1994 Upper Deck #425 Cal Ripken Jr. (Electric Diamond)
Estimated PSA 10 Gem Mint Value: $65
Cal Ripken Jr.'s 1994 season was one of the more productive of his career at the plate when measuring on a per-at-bat basis, given the season itself was cut short by the strike.
Over the 112 games he played, Ripken saw 444 at-bats with which he was able to hit 13 home runs, drive in 75 RBI, and score 71 runs.
Much of that was due to his .315/.364/.459 slash line and .823 OPS, all of which were among the highest of his Hall of Fame career.
For his efforts, Ripken made his twelfth-straight All-Star Game while taking home a Silver Slugger and finishing twelfth in the MVP vote as well.
The action on his 1994 Upper Deck card is outstanding, as collectors are gifted an exciting image of Ripken trying to turn a double play while a Red Sox opponent tries vehemently to break it up.
After resting up a bit more because of the shortened season, Ripken would be back on the field in 1995 for the world to watch him break Lou Gehrig's consecutive games played streak.
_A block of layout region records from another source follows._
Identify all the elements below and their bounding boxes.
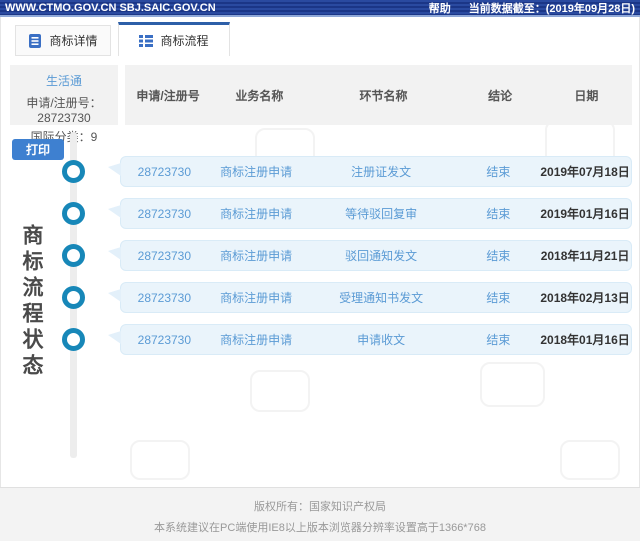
tab-trademark-details[interactable]: 商标详情 [15,25,111,56]
tab-label: 商标流程 [160,34,209,48]
topbar-right: 帮助 当前数据截至：(2019年09月28日) [429,0,635,16]
cell-stage: 注册证发文 [351,165,412,179]
table-row: 28723730 商标注册申请 等待驳回复审 结束 2019年01月16日 [108,198,632,229]
cell-regno[interactable]: 28723730 [121,291,208,305]
data-cutoff-text: 当前数据截至：(2019年09月28日) [468,2,635,15]
table-row: 28723730 商标注册申请 驳回通知发文 结束 2018年11月21日 [108,240,632,271]
cell-business: 商标注册申请 [220,249,293,263]
cell-regno[interactable]: 28723730 [121,165,208,179]
column-header-date: 日期 [574,88,599,103]
watermark-shape [560,440,620,480]
table-row: 28723730 商标注册申请 注册证发文 结束 2019年07月18日 [108,156,632,187]
vertical-title: 商标流程状态 [20,224,43,380]
cell-stage: 等待驳回复审 [345,207,418,221]
registration-number-text: 申请/注册号：28723730 [26,96,102,125]
timeline-node [62,202,85,225]
cell-conclusion: 结束 [486,333,511,347]
cell-date: 2019年07月18日 [540,165,630,179]
tab-label: 商标详情 [49,34,98,48]
page: WWW.CTMO.GOV.CN SBJ.SAIC.GOV.CN 帮助 当前数据截… [0,0,640,541]
cell-stage: 申请收文 [357,333,406,347]
tab-trademark-process[interactable]: 商标流程 [118,22,230,56]
cell-business: 商标注册申请 [220,207,293,221]
trademark-name-link[interactable]: 生活通 [10,72,118,89]
table-row: 28723730 商标注册申请 申请收文 结束 2018年01月16日 [108,324,632,355]
cell-regno[interactable]: 28723730 [121,249,208,263]
list-icon [139,34,154,48]
cell-business: 商标注册申请 [220,333,293,347]
cell-stage: 受理通知书发文 [339,291,424,305]
copyright-text: 版权所有：国家知识产权局 [254,501,386,513]
cell-conclusion: 结束 [486,165,511,179]
watermark-shape [130,440,190,480]
timeline-node [62,244,85,267]
column-header-regno: 申请/注册号 [136,88,200,103]
cell-date: 2019年01月16日 [540,207,630,221]
column-header-conclusion: 结论 [488,88,513,103]
watermark-shape [250,370,310,412]
cell-conclusion: 结束 [486,291,511,305]
trademark-info-panel: 生活通 申请/注册号：28723730 国际分类：9 [10,65,118,144]
cell-conclusion: 结束 [486,249,511,263]
browser-advice-text: 本系统建议在PC端使用IE8以上版本浏览器分辨率设置高于1366*768 [154,522,486,534]
column-header-business: 业务名称 [235,88,284,103]
topbar: WWW.CTMO.GOV.CN SBJ.SAIC.GOV.CN 帮助 当前数据截… [0,0,640,17]
cell-date: 2018年02月13日 [540,291,630,305]
table-header: 申请/注册号 业务名称 环节名称 结论 日期 [125,65,632,125]
table-row: 28723730 商标注册申请 受理通知书发文 结束 2018年02月13日 [108,282,632,313]
cell-business: 商标注册申请 [220,291,293,305]
timeline-node [62,328,85,351]
help-link[interactable]: 帮助 [429,0,451,16]
watermark-shape [480,362,545,407]
cell-regno[interactable]: 28723730 [121,333,208,347]
timeline-node [62,160,85,183]
cell-regno[interactable]: 28723730 [121,207,208,221]
cell-business: 商标注册申请 [220,165,293,179]
cell-date: 2018年01月16日 [540,333,630,347]
print-button[interactable]: 打印 [12,139,64,160]
document-icon [28,33,42,48]
cell-stage: 驳回通知发文 [345,249,418,263]
cell-conclusion: 结束 [486,207,511,221]
timeline-node [62,286,85,309]
column-header-stage: 环节名称 [359,88,408,103]
site-url-text: WWW.CTMO.GOV.CN SBJ.SAIC.GOV.CN [5,1,216,14]
footer: 版权所有：国家知识产权局 本系统建议在PC端使用IE8以上版本浏览器分辨率设置高… [0,487,640,541]
cell-date: 2018年11月21日 [540,249,630,263]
1994 Upper Deck #290 Don Mattingly (Electric Diamond)
Estimated PSA 10 Gem Mint Value: $50
Several cards could go in this slot on the list that sell for $50 in PSA 10 holders, but I decided to go with Mattingly since he hadn't already appeared on the list.
During the 1980s, Mattingly was considered one of the biggest superstars and offensive powerhouses in baseball, given his high production level.
His stretch from 1984 to 1987 was particularly memorable as he won an MVP, three Silver Sluggers, and a batting title while appearing in four All-Star Games, leading the league in hits twice, doubles twice, RBI once, and total bases twice.
And, he was incredible on defense during that span, too, as he picked up three of his nine career Gold Gloves.
At the time, Mattingly seemed like he was on a surefire trajectory to the Hall of Fame.
But, sadly, nagging injuries crept up on him during the 1990s, and while his defense was solid as ever, his production at the plate dropped off considerably.
The 1995 season would be Mattingly's last in MLB as a player when the Yankees brought in Tino Martinez from the Mariners in 1996 to be their full-time first baseman.
1994 Upper Deck Baseball Cards In Review
As you can see, the range in values of the cards in this set is pretty drastic.
On this list, the value goes as low as $50 for Mattingly's card in a PSA 10 holder to over $50,000 for the dual-signed Mickey Mantle and Ken Griffey Jr. card in a PSA 9 holder.
That massive range in value speaks volumes of the variety of things that this set offers to collectors.
The imagery on the cards is fantastic, the Jordan and A-Rod rookies are great, the Jeter prospect card is a must-have, and the several different autographs that are possible left so much for collectors to enjoy.
The 550-card checklist was also packed with subsets, including:
- Star Rookies (#1 - 30)
- Fantasy Team (#31 - 40)
- The Future Is Now (#41 - 55)
- Home Field Advantage (#267 - 294)
- Upper Deck Classic Alumni (#295 - 299)
- Diamond Debuts (#511 - 522)
- Top Prospects (#523 - 550)
Of all the early 1990s sets, this one packs as much variety as any.
If you're looking for a set with decent rookies, stars and Hall of Famers of the day and a great selection of different kinds of cards, you can't go wrong with the 1994 Upper Deck baseball set.